If I were in the shoes of all those cheering on Leni Robredo’s epic battle against Bongbong Marcos for the vice presidency of the Philippines, I’d be a bit more circumspect. Propelling Leni Robredo’s run is the awesome machinery of the Liberal Party which, if one might need remind all, remains in power and enjoys access to a vast trove of public resources. Marcos, on the other hand, is running the race as an independent with no party brand behind him, no election winning machinery, and enjoys no institutionalised kennel of attack dogs.
Yet the best Robredo-the-Goliath could muster against Marcos-the-David is a “statistical tie”.
Really? After all that money spent on private jets, government choppers, and TV ads?
Indeed, despite all the odds stacked up in favour of Robredo Inc, Marcos puts up a good fight. The Vice Presidential race between Marcos and Robredo was like a tug-of-war between a man and a bulldozer — with a tied outcome. In such a contest yielding such an outcome, you’d sell the bulldozer for scrap!
Why does Robredo enjoy the noisiest clique of supporters on social media? Because she is also the easy candidate to support: prayerful, widowed, and “humble” (in the way Filipinos define the term), she is a safe topic for conversation in polite circles sipping lattes at the local Starbucks. Her persona fits hand-in-glove into that holy-mother-of-god space in the Martial-Law-is-Evil narrative that decades of rote indoctrination in polite “Catholic” schools have drilled into an entire generation of “men-for-others” by Padre Damaso.
But, hold on, analysts have pointed out that the reason Bongbong Marcos’s numbers surged to a seemingly powerful million-vote lead in the first several hours of “unofficial counts” following the closure of the voting last Monday was because it was precincts in the Philippines’ relatively tonier and better-educated urban centres that had managed to transmit the results first. Indeed, this is consistent with what the polls have been saying — that young, educated, upwardly-mobile Filipinos constitute the bulk of Marcos’s support base. Robredo, on the other hand, is not strong with The Force, but with the dirty smelly “victims” of Aquinomics’s exclusive “GDP growth” — the hungry rural bottom-dwellers in places like, say, Kidapawan or, Camarines Sur. How ironic.
Perhaps then I might need to re-evaluate the composition of my Facebook timeline. If I were to judge Marcos’s personal brand using my Facebook timeline alone, I’d be convinced by now that he is evil personified — a vile crook that is deserving of the demonisation he’s been copping and, if one meets him at a party, the wine one would pour over his head.

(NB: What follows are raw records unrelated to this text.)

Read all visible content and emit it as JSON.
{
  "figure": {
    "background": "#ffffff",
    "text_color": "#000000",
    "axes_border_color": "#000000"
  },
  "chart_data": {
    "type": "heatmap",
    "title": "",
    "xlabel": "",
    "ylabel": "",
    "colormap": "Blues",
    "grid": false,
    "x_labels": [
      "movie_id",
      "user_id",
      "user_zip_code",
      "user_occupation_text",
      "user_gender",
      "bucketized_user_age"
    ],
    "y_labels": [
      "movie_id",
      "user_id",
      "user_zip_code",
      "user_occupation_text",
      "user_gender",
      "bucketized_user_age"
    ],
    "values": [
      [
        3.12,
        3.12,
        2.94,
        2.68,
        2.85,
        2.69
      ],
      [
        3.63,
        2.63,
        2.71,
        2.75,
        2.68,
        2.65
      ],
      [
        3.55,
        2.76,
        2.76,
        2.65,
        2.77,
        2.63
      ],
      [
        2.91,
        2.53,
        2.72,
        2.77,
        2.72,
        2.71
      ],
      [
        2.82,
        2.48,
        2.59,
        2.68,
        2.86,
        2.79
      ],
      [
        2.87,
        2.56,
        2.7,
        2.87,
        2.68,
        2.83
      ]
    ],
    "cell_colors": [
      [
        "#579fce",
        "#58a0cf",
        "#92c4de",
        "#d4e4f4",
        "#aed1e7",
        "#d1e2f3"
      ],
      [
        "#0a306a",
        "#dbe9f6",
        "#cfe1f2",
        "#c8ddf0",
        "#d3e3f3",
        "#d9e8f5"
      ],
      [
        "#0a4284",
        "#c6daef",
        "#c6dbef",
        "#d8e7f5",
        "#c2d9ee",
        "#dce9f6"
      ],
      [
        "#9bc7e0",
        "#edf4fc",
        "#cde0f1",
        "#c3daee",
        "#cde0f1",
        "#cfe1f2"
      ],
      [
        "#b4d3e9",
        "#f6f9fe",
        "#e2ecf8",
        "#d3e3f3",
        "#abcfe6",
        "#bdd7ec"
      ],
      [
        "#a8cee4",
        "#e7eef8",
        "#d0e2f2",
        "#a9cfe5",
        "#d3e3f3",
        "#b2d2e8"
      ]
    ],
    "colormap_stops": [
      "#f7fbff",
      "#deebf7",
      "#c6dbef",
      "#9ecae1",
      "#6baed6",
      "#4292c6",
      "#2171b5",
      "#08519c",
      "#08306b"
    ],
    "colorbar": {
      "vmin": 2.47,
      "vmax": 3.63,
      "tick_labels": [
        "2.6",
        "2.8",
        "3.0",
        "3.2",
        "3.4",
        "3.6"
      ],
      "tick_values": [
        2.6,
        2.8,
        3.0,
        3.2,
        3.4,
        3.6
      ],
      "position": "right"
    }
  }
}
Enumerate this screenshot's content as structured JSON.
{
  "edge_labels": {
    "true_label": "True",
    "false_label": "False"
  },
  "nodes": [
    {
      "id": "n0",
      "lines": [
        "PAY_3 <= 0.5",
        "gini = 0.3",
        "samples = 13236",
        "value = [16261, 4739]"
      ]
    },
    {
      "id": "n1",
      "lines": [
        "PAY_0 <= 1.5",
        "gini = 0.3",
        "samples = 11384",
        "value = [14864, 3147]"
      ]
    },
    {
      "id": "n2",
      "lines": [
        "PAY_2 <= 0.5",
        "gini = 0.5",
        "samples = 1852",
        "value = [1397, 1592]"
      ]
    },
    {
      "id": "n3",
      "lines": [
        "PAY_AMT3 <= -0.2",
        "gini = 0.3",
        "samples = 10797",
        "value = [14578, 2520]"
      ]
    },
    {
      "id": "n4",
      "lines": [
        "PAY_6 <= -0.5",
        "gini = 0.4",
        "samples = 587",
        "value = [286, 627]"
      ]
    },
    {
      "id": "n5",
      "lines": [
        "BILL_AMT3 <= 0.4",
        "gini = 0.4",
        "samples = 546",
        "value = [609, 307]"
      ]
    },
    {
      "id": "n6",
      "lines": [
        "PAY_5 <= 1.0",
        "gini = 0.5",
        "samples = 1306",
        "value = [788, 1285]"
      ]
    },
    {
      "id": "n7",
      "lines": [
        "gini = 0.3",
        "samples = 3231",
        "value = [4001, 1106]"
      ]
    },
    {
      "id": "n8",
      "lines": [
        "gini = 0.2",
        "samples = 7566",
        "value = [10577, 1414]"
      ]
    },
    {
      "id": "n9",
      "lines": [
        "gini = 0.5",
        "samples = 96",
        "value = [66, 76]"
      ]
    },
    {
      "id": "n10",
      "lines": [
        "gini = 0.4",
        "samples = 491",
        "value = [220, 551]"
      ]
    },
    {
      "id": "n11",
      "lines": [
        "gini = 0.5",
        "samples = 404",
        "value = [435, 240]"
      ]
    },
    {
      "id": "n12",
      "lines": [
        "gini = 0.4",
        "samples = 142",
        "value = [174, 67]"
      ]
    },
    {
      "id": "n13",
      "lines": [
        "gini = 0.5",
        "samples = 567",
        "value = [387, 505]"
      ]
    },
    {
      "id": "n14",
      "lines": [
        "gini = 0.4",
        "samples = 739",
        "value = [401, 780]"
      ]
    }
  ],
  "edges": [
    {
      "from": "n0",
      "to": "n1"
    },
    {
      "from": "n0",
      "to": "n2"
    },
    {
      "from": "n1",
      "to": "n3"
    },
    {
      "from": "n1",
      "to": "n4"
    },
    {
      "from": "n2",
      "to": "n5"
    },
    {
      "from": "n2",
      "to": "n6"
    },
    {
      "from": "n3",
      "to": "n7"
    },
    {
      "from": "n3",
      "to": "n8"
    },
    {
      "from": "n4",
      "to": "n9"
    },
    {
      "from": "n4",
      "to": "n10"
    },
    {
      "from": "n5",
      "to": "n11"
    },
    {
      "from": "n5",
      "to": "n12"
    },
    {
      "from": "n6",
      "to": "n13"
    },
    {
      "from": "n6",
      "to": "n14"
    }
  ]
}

But statistics are usually counter-intuitive. Numbers don’t necessarily support our emotional impulses and comfy private-school-ingrained convictions. People who are pathologically afraid of flying are convinced that flying is dangerous despite hard mathematical evidence just a Google search away proving that, passenger-mile-for-passenger-mile, air travel is the safest means to get from A to B.
It is possible then that there is something pathological about the way certain quarters of Philippine society continue to tremble in fear of the remote possibility that the Philippines will suffer a return to the “dark ages” of “the Martial Law Years”. Some idiots are even suggesting that a course on Martial Law Crybabyism 101 be made mandatory in the nation’s learning institutions!
Note how I use the term “certain quarters” to describe the community of bozos who we can classify as Martial Law Crybabies. The mathematics show that the most educated, well-fed, and well-bred members of Philippine society have managed to shed that tired old relic of 1980’s political emotionalism. TheEureka! moment for me is that Martial Law Crybabyism is no longer the mainstream school of thought it used to be.
Time to face the future like men and stop squirming all over the floor bawling like little girlies.